Superbrothers: Sword & Sworcery EP was originally released on the iPad and iPhone early last year, with Windows and Mac versions showing up about a year later. From story to graphics to gameplay, it was a title undeniably striking in its uniqueness. Disappointingly, mere months ago, the developers claimed they had no plans to bring the game to the Android, leaving us Android owners snubbed. But soon we shall be snubbed no more. In fact, if you managed to catch it, a “beta” version was already released in early November inside the Humble Indie Bundle V. However, if you missed it, here’s the skinny on the game to let you know what to expect when it’s genuinely released.
Superbrothers tells the tale of the Scythian, an adventurer on a quest to retrieve a powerful book known as the Megatome and three portions of an object called the Golden Trigon. In truth, the finer details of the quest matter very little and the game is aware of this as all of the text in it is written in casual, hip, pseudo-internet speak (for example, “amirite” makes a few appearances). The game actually features the option to connect your Twitter account to it, giving you the ability to tweet just about every single line of narrative that you see (that’s right, every bit of text is 140 characters or less). If such a feature holds no interest for you, however, ignoring it doesn’t affect your in-game experience.
Superbrothers is controlled by manipulating your Android in a myriad of ways, giving it a gameplay style all its own. Solving puzzles requires you to interact with the environment by tapping, sliding, rubbing, shaking, or flipping your device. There’s also infrequent, yet exciting combat, which is to some extent rhythm-based. You must turn your phone or tablet vertically to enter combat mode and there are further instances where turning your device this way and that will be integral to game progression. Superbrothers was clearly designed specifically around handheld gaming, further proving how tech-savvy it is. The PC version had to find alternative, occasionally dumbed-down approaches to some of the puzzles, so it’s great to know the game proper will soon be available to a wider audience.

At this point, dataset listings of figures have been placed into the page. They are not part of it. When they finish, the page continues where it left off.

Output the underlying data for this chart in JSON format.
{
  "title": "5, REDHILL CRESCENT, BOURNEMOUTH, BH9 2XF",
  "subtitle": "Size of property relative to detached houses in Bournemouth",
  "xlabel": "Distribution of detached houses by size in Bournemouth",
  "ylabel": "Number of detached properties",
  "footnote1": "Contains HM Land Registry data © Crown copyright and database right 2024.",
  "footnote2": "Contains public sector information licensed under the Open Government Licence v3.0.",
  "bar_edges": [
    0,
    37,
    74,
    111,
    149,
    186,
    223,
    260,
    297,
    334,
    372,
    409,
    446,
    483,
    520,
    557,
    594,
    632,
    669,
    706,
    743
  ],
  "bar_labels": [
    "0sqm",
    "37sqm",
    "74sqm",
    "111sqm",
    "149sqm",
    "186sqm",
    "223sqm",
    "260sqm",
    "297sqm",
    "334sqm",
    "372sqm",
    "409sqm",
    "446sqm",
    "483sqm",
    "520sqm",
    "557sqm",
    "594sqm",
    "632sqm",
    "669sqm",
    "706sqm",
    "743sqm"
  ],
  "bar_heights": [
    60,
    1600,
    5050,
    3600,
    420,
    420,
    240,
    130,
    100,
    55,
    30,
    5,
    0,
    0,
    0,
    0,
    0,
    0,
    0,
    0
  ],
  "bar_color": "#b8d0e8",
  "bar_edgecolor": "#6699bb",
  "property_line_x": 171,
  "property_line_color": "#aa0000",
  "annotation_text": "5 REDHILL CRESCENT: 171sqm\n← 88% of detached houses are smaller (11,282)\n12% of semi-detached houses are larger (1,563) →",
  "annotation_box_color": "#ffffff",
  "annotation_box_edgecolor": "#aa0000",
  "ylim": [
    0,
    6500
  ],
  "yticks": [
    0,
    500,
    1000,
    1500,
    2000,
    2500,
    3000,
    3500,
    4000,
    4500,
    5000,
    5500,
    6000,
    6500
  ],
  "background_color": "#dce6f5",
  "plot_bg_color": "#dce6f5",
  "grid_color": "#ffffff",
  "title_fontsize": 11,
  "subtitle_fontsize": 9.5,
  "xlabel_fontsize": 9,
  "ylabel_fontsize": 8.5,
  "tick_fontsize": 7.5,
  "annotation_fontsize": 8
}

Superbrothers’ absolutely gorgeous graphics give it a look truly unlike anything you’ve ever seen before. It’s pixel art but extremely detailed and well-composed pixel art, done in a completely new and refreshing way, rather than the lazy, simplistic approach so many current indie games go for in order to cheaply trigger the gamer nostalgia gland. The music and sound, too, were composed with obvious care by musician Jim Guthrie, who has crammed in a number of fleshed-out rock compositions. Some of them, impressively, were done with the ancient software, MTV Music Generator, on the original Sony Playstation.
On the whole, Superbrothers: Sword & Sworcery EP is an engaging mish-mash of old-school and modern with a quest akin to classic Zelda, pixel-based yet highly detailed graphics, touch-screen controls, adventure-game-style puzzles, rhythm-game-style mechanics and odd, Internet-aware, fourth-wall-breaking storytelling. These disparate elements come together to create a wholly distinctive gaming experience. Superbrothers: Sword & Sworcery EP may be burdened with a funky title that almost screams inaccessibility, but don’t let that put you off. If you are at all interested in unique titles that experiment and play around with the video game medium, you owe it to yourself to check this one out at release.
There doesn’t seem to be any official word on the game’s actual release date on Android. (The soundtrack composer’s website makes reference to Dec. 21, aka “The End of the World,” but there seems to be an air of mystery and confusion surrounding the game and all things relative to it, so I never feel sure of what these guys are actually saying.) However, since the game is already playable the whole way through (despite perhaps a few rare and minor control issues), I imagine it should be in your palms very soon.